Le président Buhari a été ministre du pétrole en mars 1976, année où la NNPC fut créée. Il dirigea un coup d’Etat en décembre 1983 avant d’être lui-même renversé en août 1985. Depuis, la compagnie est devenue une co-entreprise associant le gouvernement à des multinationales comme ExxonMobil, Chevron et Shell. La NNPC emploie 24.000 salariés.

Des intérêts mêlés

« Aucun dirigeant nigérian, y compris M. Buhari durant les années 80, n’a jamais réussi à nettoyer le secteur pétrolier » a expliqué à Bloomberg News Philippe de Pontet, responsable Afrique chez Eurasia, cabinet de conseil et de recherche en risques politiques mondiaux.

« Le défi de M. Buhari n’est pas seulement de dépolitiser la NNPC mais de la dépêtrer de ses intérêts mêlés et ses activités commerciales douteuses« .

La première puissance économique et premier producteur de pétrole du continent africain extrait chaque jour environ deux millions de barils, tandis que deux tiers des 180 millions de Nigérians subsistent avec moins d’un dollar par mois.

M. Buhari a accusé l’administration précédente de Jonathan Goodluck d’avoir « vidé » les caisses de l’État. Il réfléchit à émanciper l’économie nigériane d’un pétrole dont le cours mondial a chuté de moitié depuis 2014.

Cet ancien chef militaire, réputé pour son approche intangible et autocratique face à la corruption et « l’indiscipline« , préside le Nigeria depuis deux mois. Mais il tarde encore à former son gouvernement.

Obscurs contrats

Pour autant, un rapport a été commandé. Baptisé « Les ventes de pétrole de la NNPC: enjeux d’une réforme au Nigeria« , il est décrit comme étant la première analyse en profondeur et indépendante de ces « contrats complexes et obscurs » avec lesquels la NNPC commercialise son pétrole.

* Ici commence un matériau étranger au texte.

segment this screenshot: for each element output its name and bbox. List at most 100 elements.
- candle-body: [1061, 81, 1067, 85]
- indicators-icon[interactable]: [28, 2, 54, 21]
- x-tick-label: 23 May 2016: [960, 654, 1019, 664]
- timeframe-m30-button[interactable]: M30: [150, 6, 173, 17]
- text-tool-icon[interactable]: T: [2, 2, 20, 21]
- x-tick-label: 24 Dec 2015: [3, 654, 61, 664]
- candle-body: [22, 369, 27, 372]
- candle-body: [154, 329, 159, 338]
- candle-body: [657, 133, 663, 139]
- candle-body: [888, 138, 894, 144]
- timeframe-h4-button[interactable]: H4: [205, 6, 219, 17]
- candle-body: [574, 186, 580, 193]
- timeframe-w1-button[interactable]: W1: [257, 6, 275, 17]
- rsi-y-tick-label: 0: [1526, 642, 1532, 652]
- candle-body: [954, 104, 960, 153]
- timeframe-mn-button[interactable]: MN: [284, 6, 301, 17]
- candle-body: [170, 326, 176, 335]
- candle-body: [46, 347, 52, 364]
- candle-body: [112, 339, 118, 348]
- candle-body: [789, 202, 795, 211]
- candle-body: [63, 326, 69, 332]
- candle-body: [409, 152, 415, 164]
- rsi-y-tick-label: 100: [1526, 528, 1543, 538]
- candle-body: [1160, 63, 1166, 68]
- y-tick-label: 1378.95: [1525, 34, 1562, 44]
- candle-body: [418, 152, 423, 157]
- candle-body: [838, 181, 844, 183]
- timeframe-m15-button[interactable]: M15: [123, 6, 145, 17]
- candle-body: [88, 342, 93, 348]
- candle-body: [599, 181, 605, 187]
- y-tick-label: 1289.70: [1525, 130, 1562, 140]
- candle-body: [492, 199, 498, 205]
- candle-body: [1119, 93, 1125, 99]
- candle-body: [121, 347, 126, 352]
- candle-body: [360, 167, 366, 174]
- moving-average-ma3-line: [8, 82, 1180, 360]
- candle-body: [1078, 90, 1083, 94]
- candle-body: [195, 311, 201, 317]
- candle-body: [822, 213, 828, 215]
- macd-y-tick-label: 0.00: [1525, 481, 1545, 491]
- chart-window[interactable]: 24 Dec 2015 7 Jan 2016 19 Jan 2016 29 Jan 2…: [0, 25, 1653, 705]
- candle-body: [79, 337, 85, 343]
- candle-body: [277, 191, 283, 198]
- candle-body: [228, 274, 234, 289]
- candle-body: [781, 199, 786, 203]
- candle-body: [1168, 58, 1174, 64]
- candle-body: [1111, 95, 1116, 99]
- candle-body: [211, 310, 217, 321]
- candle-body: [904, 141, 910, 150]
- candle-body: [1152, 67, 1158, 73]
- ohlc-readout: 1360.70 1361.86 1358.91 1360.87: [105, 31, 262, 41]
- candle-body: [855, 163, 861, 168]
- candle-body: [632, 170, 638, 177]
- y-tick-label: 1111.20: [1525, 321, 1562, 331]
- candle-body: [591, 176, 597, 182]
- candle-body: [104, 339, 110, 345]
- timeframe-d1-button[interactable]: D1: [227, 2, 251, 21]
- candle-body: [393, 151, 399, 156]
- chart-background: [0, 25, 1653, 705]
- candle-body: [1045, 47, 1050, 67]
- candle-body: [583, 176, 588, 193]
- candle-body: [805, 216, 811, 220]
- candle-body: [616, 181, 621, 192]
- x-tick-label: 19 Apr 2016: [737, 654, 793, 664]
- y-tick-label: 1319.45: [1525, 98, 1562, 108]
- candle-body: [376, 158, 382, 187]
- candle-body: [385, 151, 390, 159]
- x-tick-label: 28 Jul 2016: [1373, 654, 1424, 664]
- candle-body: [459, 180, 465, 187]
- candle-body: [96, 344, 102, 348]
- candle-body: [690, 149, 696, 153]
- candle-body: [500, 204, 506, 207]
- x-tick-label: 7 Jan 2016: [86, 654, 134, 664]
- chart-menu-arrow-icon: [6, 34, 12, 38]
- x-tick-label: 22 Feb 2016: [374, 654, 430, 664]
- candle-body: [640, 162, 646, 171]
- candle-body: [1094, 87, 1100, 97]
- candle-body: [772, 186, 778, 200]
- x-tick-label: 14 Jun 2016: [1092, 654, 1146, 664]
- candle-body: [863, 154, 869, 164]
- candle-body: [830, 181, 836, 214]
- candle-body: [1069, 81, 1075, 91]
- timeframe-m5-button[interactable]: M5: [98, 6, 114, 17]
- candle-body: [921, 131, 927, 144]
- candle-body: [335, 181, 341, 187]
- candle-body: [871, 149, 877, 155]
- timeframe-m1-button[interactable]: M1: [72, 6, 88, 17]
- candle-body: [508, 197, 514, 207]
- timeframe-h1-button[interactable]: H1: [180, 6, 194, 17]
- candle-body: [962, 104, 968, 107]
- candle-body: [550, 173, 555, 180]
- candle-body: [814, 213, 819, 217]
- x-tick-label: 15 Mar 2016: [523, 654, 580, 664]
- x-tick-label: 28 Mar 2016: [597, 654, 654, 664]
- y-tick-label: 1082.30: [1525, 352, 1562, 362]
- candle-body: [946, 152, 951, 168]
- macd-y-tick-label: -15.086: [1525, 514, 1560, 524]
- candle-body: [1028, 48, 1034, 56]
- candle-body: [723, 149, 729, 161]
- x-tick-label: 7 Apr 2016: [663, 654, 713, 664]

Ce rapport détaille comment la compagnie nationale a privé l’économie nigériane de sommes d’argent colossales.

« Les acheteurs de pétrole sont souvent des intermédiaires peu qualifiés s’octroyant des marges sans apporter de réelle valeur aux contrats« , rapporte l’audit. Faute de raffinerie efficace, le Nigeria est en outre plombé par des contrats de « brut contre essence » opaques et déséquilibrés.

En 2013, la compagnie n’a perçu que 58% des 16.8 milliards de dollars (15,07 milliards d’euros) de pétrole péniblement raffiné par ses soins.

« Les ventes de pétrole sont la source de revenus principale du Nigeria. Mais sa gestion s’est aggravée ces dernières années » a commenté Aaron Sayne, co-auteur du rapport.

« Tous, des traders aux citoyens nigérians, attendent de voir comment le nouveau gouvernement va s’attaquer à ces transactions, parmi lesquelles les contrats d’exportation et d’échanges de pétrole » souligne l’analyste Alexandra Gillies, également impliquée dans ce rapport.

M. Buhari a réclamé une révision de tous les contrats de vente d’or noir, dénonçant le vol quotidien de 250 000 barils de brut sous la présidence de son prédécesseur, dont les bénéfices auraient atterri sur des comptes bancaires individuels.